En tiempos de gasto desenfrenado, Colombia quiere ordenar la caja.
La pandemia generó un consenso inédito en el mundo: decenas de países aprobaron billonarios rescates de inyección de capital para rescatar sus economías sin importar el riesgo.
Pero el gobierno de Iván Duque parece ir en una dirección distinta: la semana pasada, el Ejecutivo radicó en el Congreso una reforma tributaria que busca mitigar los huecos fiscales y atender las dudas en los mercados por su capacidad de pago de deuda.
La reforma, que tendrá un arduo camino para ser aprobada y ya generó convocatorias de protesta, busca aumentar los impuestos, sobre todo, a los ingresos medios y altos y a algunos productos y servicios básicos. El recaudo se espera gastar principalmente en compromisos de deuda.
Aunque el Estado colombiano aumentó las transferencias sociales durante la pandemia —las cuales, por cierto, buscan ser permanentes con la reforma—, su inyección de capital para inversión y generación de empleo siguió un histórico apego a la mesura.
Según datos del Fondo Monetario Internacional, Colombia gastó un equivalente del 4,1% de su Producto Interno Bruto en medidas de rescate.
Brasil (8,8%), Chile (8,2%), Perú (7,3%) y Bolivia (5,1%) destinaron más presupuesto mientras que Argentina (3,9%) México (0,7%) y Ecuador (0,7%) invirtieron menos.
La reforma tributaria de Duque, quien insiste en llamarla Ley de Solidaridad Sostenible, sigue la línea tradicional de la política económica colombiana: priorizar la prudencia para dar confianza a los mercados y mantener cierta estabilidad.
«Es la política del nadadito de perro de la tecnocracia colombiana«, dice el economista Salomón Kalmanovitz, usando una expresión colombiana que describe un esfuerzo modesto y discreto, pero efectivo.
Economistas como él esperarían más ambición y creatividad en momentos de crisis. Pero otros, al contrario, favorecen la mesura e incluso piden una reducción presupuestal del Estado como la que propone Duque en su reforma.
Lo que pocos cuestionan es que Colombia, no importa por dónde se mire, tiene una de las políticas económicas más conservadoras —y por ello estables— de la región. Y su respuesta a la pandemia lo ha demostrado.
Colombia es, según el Banco Mundial, el segundo país más desigual de América Latina y el séptimo del mundo. Y para un amplio margen de economistas esto se debe a la falta de liberalismo —de competencia y apertura hacia el mundo— que caracteriza a su modelo y «desperdicia» su diversidad de recursos y el acceso a dos océanos.

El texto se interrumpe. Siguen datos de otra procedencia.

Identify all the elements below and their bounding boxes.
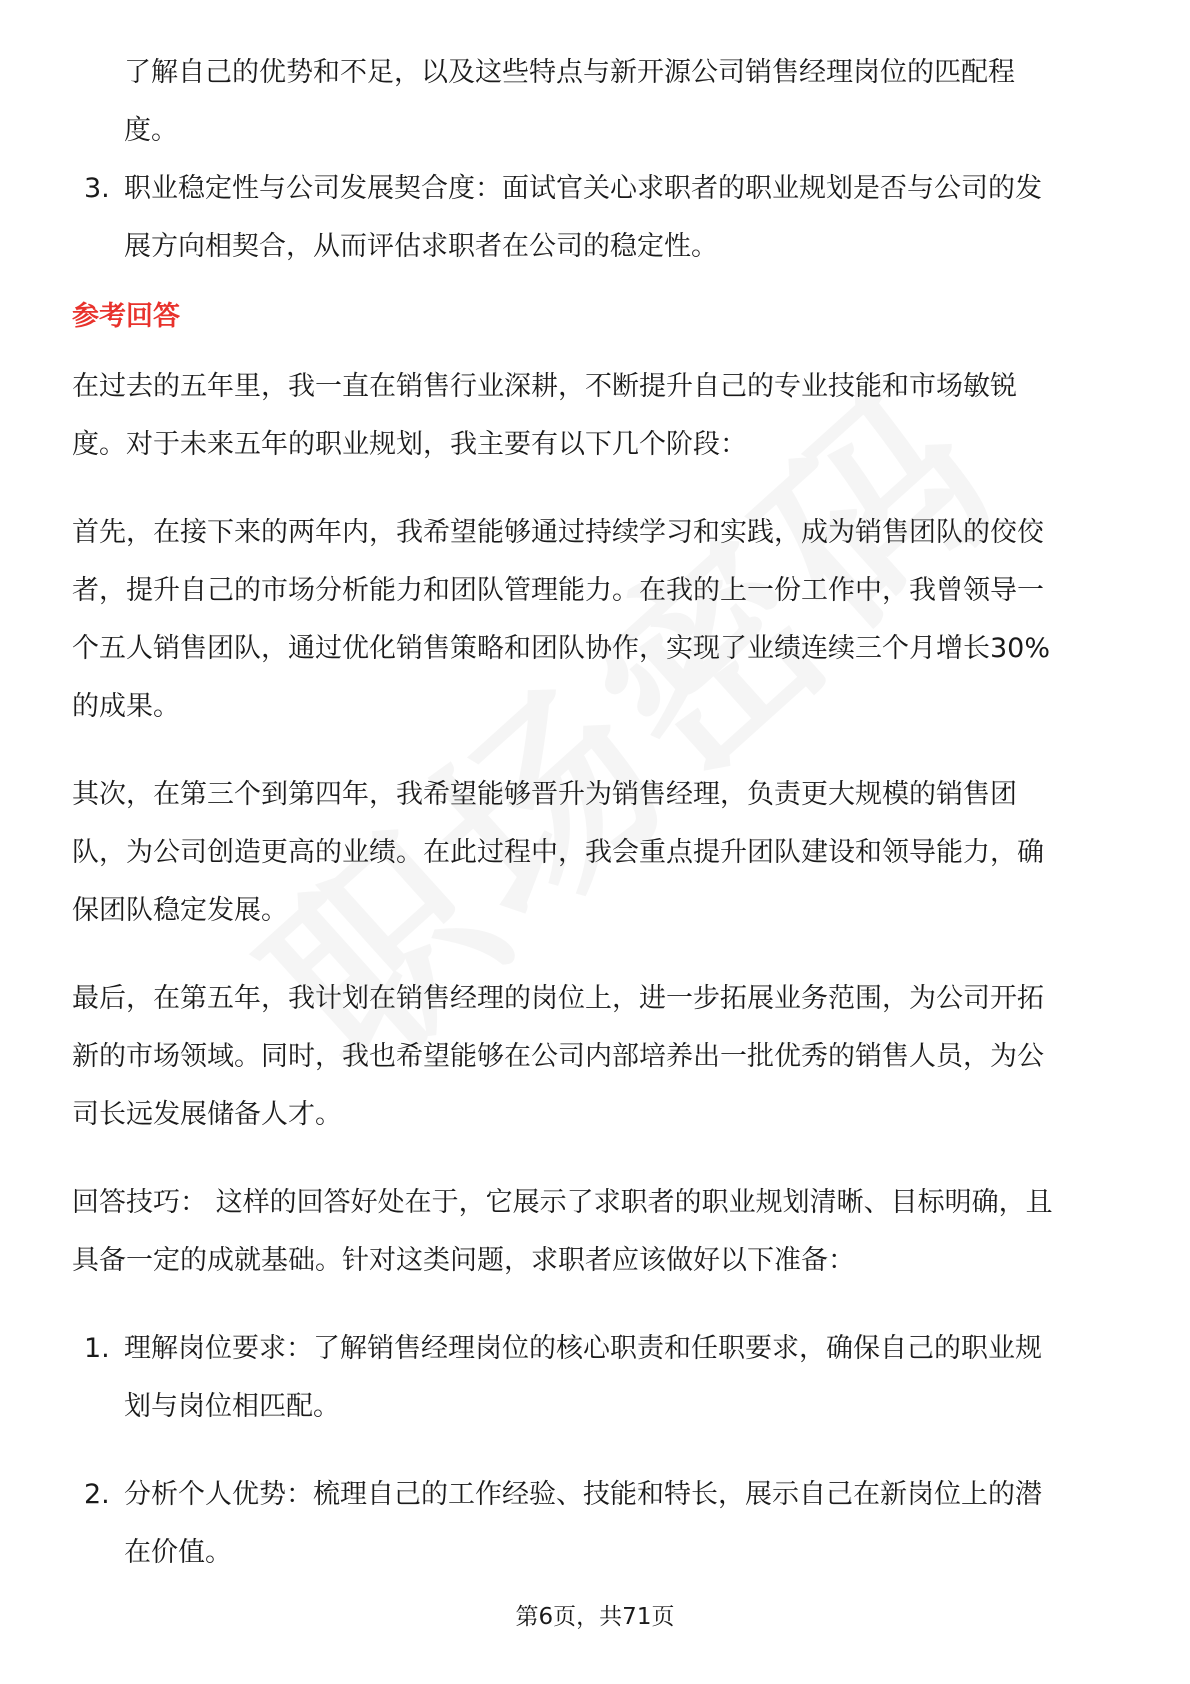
paragraph [72, 970, 1122, 1144]
section-heading: 参考回答 [72, 301, 180, 332]
list-item-2 [72, 1466, 1122, 1582]
text-line: 首先，在接下来的两年内，我希望能够通过持续学习和实践，成为销售团队的佼佼 [72, 517, 1044, 548]
text-line: 回答技巧： 这样的回答好处在于，它展示了求职者的职业规划清晰、目标明确，且 [72, 1187, 1053, 1218]
paragraph [72, 1174, 1122, 1290]
list-item-1 [72, 1320, 1122, 1436]
text-line: 划与岗位相匹配。 [124, 1391, 340, 1422]
text-line: 在价值。 [124, 1537, 232, 1568]
text-line: 队，为公司创造更高的业绩。在此过程中，我会重点提升团队建设和领导能力，确 [72, 837, 1044, 868]
text-line: 度。对于未来五年的职业规划，我主要有以下几个阶段： [72, 429, 747, 460]
text-line: 司长远发展储备人才。 [72, 1099, 342, 1130]
page-content [72, 44, 1122, 1582]
list-number: 3. [84, 173, 110, 204]
list-item-3 [72, 160, 1122, 276]
text-line: 展方向相契合，从而评估求职者在公司的稳定性。 [124, 231, 718, 262]
text-line: 度。 [124, 115, 178, 146]
text-line: 分析个人优势：梳理自己的工作经验、技能和特长，展示自己在新岗位上的潜 [124, 1479, 1042, 1510]
text-line: 在过去的五年里，我一直在销售行业深耕，不断提升自己的专业技能和市场敏锐 [72, 371, 1017, 402]
page-number-footer: 第6页，共71页 [515, 1604, 675, 1630]
text-line: 具备一定的成就基础。针对这类问题，求职者应该做好以下准备： [72, 1245, 855, 1276]
list-number: 2. [84, 1479, 110, 1510]
text-line: 新的市场领域。同时，我也希望能够在公司内部培养出一批优秀的销售人员，为公 [72, 1041, 1044, 1072]
text-line: 理解岗位要求：了解销售经理岗位的核心职责和任职要求，确保自己的职业规 [124, 1333, 1042, 1364]
list-number: 1. [84, 1333, 110, 1364]
text-line: 者，提升自己的市场分析能力和团队管理能力。在我的上一份工作中，我曾领导一 [72, 575, 1044, 606]
paragraph [72, 766, 1122, 940]
text-line: 的成果。 [72, 691, 180, 722]
paragraph [72, 504, 1122, 736]
continued-list-text [72, 44, 1122, 160]
text-line: 了解自己的优势和不足，以及这些特点与新开源公司销售经理岗位的匹配程 [124, 57, 1015, 88]
text-line: 个五人销售团队，通过优化销售策略和团队协作，实现了业绩连续三个月增长30% [72, 633, 1051, 664]
text-line: 保团队稳定发展。 [72, 895, 288, 926]
text-line: 其次，在第三个到第四年，我希望能够晋升为销售经理，负责更大规模的销售团 [72, 779, 1017, 810]
text-line: 职业稳定性与公司发展契合度：面试官关心求职者的职业规划是否与公司的发 [124, 173, 1042, 204]
text-line: 最后，在第五年，我计划在销售经理的岗位上，进一步拓展业务范围，为公司开拓 [72, 983, 1044, 1014]
paragraph [72, 358, 1122, 474]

«Es cierto que la protección favorece al productor nacional —añade García-García—, porque les genera una renta a productores nacionales y favorece a algunos trabajadores, pero tiene muchas consecuencias: hay empleos que no se crean, habría menos monopolios, la calidad de los productos es menos buena yhabría menos desigualdad porque los pequeños y medianos empresarios, que son la mayoría, podrían competir y adquirir buenos insumos».
La reforma tributaria de Duque no toca ninguno de estos aspectos de fondo: solo espera atender la emergencia de la pandemia y la deuda.
Muchos economistas coinciden en que es necesaria: «Si no la haces, vamos a quedar desfinanciados, sin acceso a mercados y teniendo que pagar la deuda muchísimo más cara de lo que está ahora», explica la economista Marcela Eslava.
Si se aprueba, la reforma mantendrá el modeloque prioriza la estabilidad, la confianza de los mercados y beneficia a los oligopolios que gozan de la protección: los azucareros, los polleros, los mineros y un largo pero exclusivo etcétera.
«Seguiremos teniendo una economía oligárquica«, añade Meisel. «Que da estabilidad, sí, pero defiende al centro andino, a los grandes empresarios, y promueve una desigualdad de oportunidades».